Ñick. Como una descarga eléctrica que
me chirría en el cerebro. Me llega la imagen de un mensaje
subliminal de un video viejo en cero coma dos segundos. Unos ojos
color miel que parpadean. Y me miran, y sonríen, sonríen aunque no
tienen boca, y me desafían a sonreír con ellos, y a seguir mirando,
y a desafiarlos a hacer lo mismo y desafiarlos también. Todo en cero
coma dos segundos. Demasiado rápido. Busco al dueño del mensaje
subliminal efímero, pero la llegada de un autobús demasiado grande
me lo tapa. No hay transparencia en la ciudad gris. Me levanto y doy
dos pasos hacia la parte delantera del vehículo. Un hombre con barba
me empuja sin querer. O queriendo, porque creo que me he colado. Me
pongo detrás de él. Observo. Olfateo. Busco un rastro. Ni siquiera
recuerdo dónde estaban aquellos ojos. Avanzo un puesto más en la
cola y saco la tarjeta color verde de la cartera. Subo. Una escalera,
dos. Tienen una lucecilla en el centro que siempre me ha parecido
grotesca. Pago sin saludar siquiera, porque en la ciudad gris nadie
saluda porque nadie se conoce porque nadie se molesta en conocerse ni
a sí mismo. Y miro a través de la ventana del conductor. Y puedo
escucharlo, aunque nos separe una carretera transitada por coches
metálicos que hacen ruido y sueltan ángeles marrones. Me llega
junto al aire enrarecido: la exhalación del humo de un pitillo de
liar. Siento una extraña calma, como si lo fumara yo. El pitillo se
acerca a una boca llevado por una mano grande y fina de la que pende
una pulsera de cuero. Da una calada y sonríe, y es como si esa boca
estuviera a dos centímetros de mí. En cero coma dos segundos, veo
la cara de un chico que me sonríe de forma subliminal.
El bus arranca.
Me apretujo en uno de los asientos
traseros tras abrirme paso entre los pesados cuerpos de las personas
que se acaban de levantar. No es tarea fácil, pues son como rocas
tozudas que se niegan a despertar de su sueño eterno y se dedican a
obstaculizar el camino. Sin embargo, como cada mañana, lo consigo, y
me siento con un suspiro de triunfo junto a la ventanilla. La ciudad
gris se desdibuja al otro lado, pasando por delante de mis ojos como
en un desfile militar al que no le encuentro formas. Apoyo la cabeza
en el cristal y dejo que vibre en su fría superficie, removiéndome
el cerebro y haciéndome cosquillas en la sien. La humedad de la
ventana me moja algunos mechones de cabello color castaño, o marrón
otoño, como solía decir mi madre. Y entonces la imagen vuelve, como
traída por un susurro, a mi mente, y veo aquel cigarro y aquella
boca y aquellos ojos que me desafiaban a seguir un juego que no
conozco. Los párpados se me caen y esbozo una especie de mueca, pero
no sabría decir si es de disgusto o de diversión. Le doy demasiada
importancia a las cosas pequeñas, como esta. Un simple cruce de
miradas que ya ocupa mi mente en el viaje en autobús de la mañana.

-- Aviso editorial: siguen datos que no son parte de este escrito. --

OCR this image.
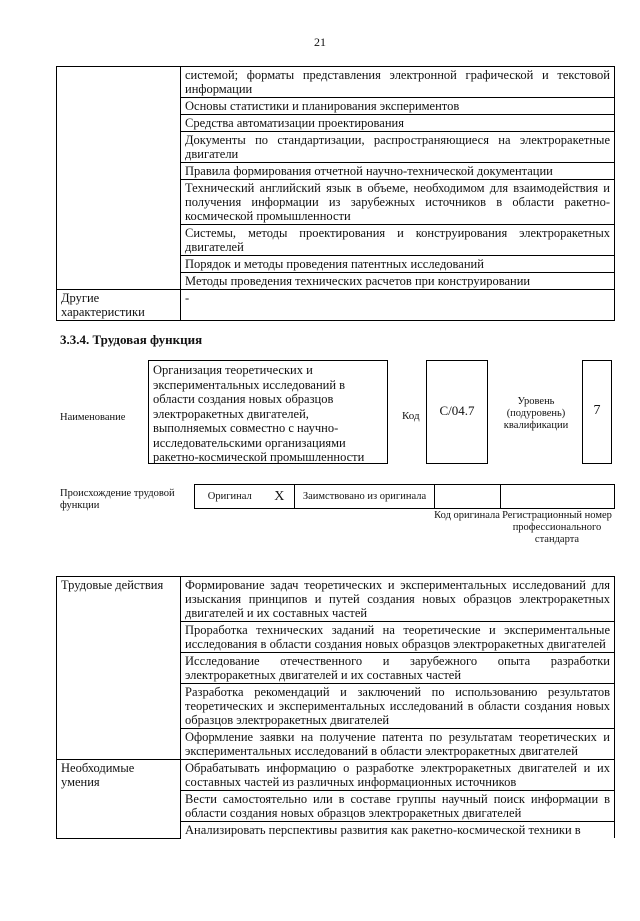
21
	системой; форматы представления электронной графической и текстовой информации
	Основы статистики и планирования экспериментов
	Средства автоматизации проектирования
	Документы по стандартизации, распространяющиеся на электроракетные двигатели
	Правила формирования отчетной научно-технической документации
	Технический английский язык в объеме, необходимом для взаимодействия и получения информации из зарубежных источников в области ракетно-космической промышленности
	Системы, методы проектирования и конструирования электроракетных двигателей
	Порядок и методы проведения патентных исследований
	Методы проведения технических расчетов при конструировании
Другие характеристики	-
3.3.4. Трудовая функция
Наименование
Организация теоретических и экспериментальных исследований в области создания новых образцов электроракетных двигателей, выполняемых совместно с научно-исследовательскими организациями ракетно-космической промышленности
Код	C/04.7
Уровень (подуровень) квалификации
7
Происхождение трудовой функции
Оригинал	X	Заимствовано из оригинала		
Код оригинала Регистрационный номер профессионального стандарта
Трудовые действия	Формирование задач теоретических и экспериментальных исследований для изыскания принципов и путей создания новых образцов электроракетных двигателей и их составных частей
	Проработка технических заданий на теоретические и экспериментальные исследования в области создания новых образцов электроракетных двигателей
	Исследование отечественного и зарубежного опыта разработки электроракетных двигателей и их составных частей
	Разработка рекомендаций и заключений по использованию результатов теоретических и экспериментальных исследований в области создания новых образцов электроракетных двигателей
	Оформление заявки на получение патента по результатам теоретических и экспериментальных исследований в области электроракетных двигателей
Необходимые умения	Обрабатывать информацию о разработке электроракетных двигателей и их составных частей из различных информационных источников
	Вести самостоятельно или в составе группы научный поиск информации в области создания новых образцов электроракетных двигателей
	Анализировать перспективы развития как ракетно-космической техники в
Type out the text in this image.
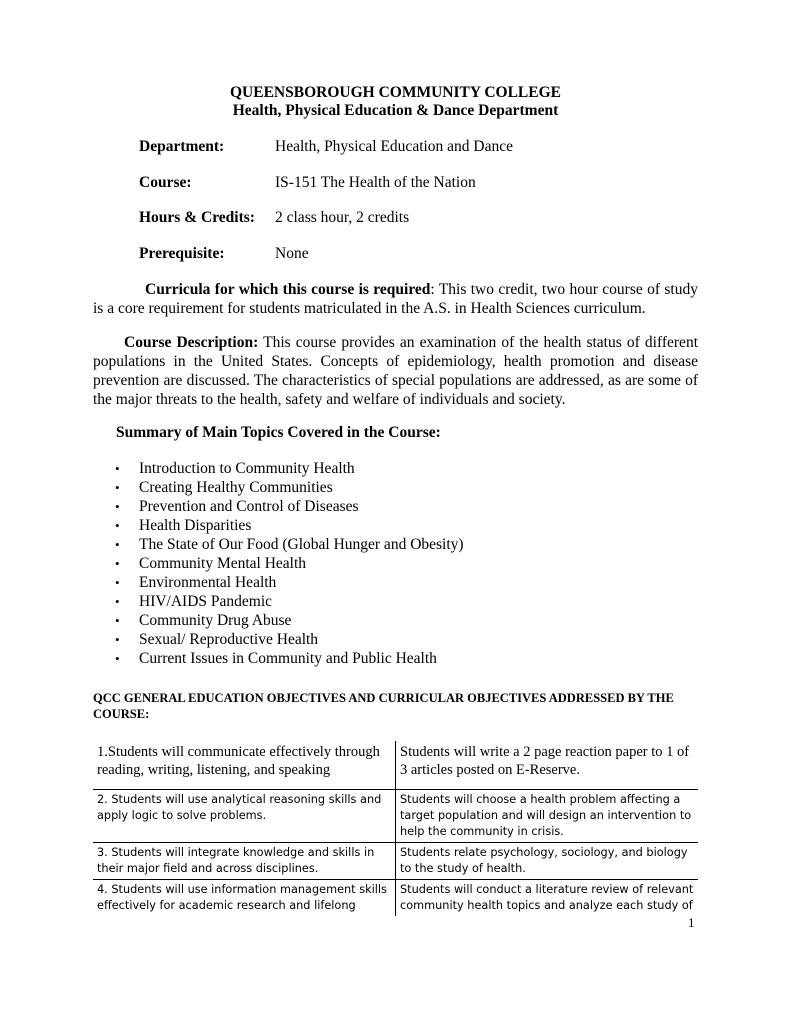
QUEENSBOROUGH COMMUNITY COLLEGE
Health, Physical Education & Dance Department
Department:	Health, Physical Education and Dance
Course:	IS-151 The Health of the Nation
Hours & Credits: 2 class hour, 2 credits
Prerequisite:	None
Curricula for which this course is required: This two credit, two hour course of study is a core requirement for students matriculated in the A.S. in Health Sciences curriculum.
Course Description: This course provides an examination of the health status of different populations in the United States. Concepts of epidemiology, health promotion and disease prevention are discussed. The characteristics of special populations are addressed, as are some of the major threats to the health, safety and welfare of individuals and society.
Summary of Main Topics Covered in the Course:
• Introduction to Community Health
• Creating Healthy Communities
• Prevention and Control of Diseases
• Health Disparities
• The State of Our Food (Global Hunger and Obesity)
• Community Mental Health
• Environmental Health
• HIV/AIDS Pandemic
• Community Drug Abuse
• Sexual/ Reproductive Health
• Current Issues in Community and Public Health
QCC GENERAL EDUCATION OBJECTIVES AND CURRICULAR OBJECTIVES ADDRESSED BY THE COURSE:
1.Students will communicate effectively through reading, writing, listening, and speaking	Students will write a 2 page reaction paper to 1 of 3 articles posted on E-Reserve.
2. Students will use analytical reasoning skills and apply logic to solve problems.	Students will choose a health problem affecting a target population and will design an intervention to help the community in crisis.
3. Students will integrate knowledge and skills in their major field and across disciplines.	Students relate psychology, sociology, and biology to the study of health.
4. Students will use information management skills effectively for academic research and lifelong	Students will conduct a literature review of relevant community health topics and analyze each study of
1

Pero todo capta mi atención, y veo la belleza de las cosas en cada
nimiedad: la caída de una hoja del árbol, una hormiga que carga con
un peso veinte veces mayor que ella, la estrella brillante que pende
del cielo todas las noches... La única estrella que se puede ver,
tan solitaria, cuyos amigos ha robado la contaminación lumínica.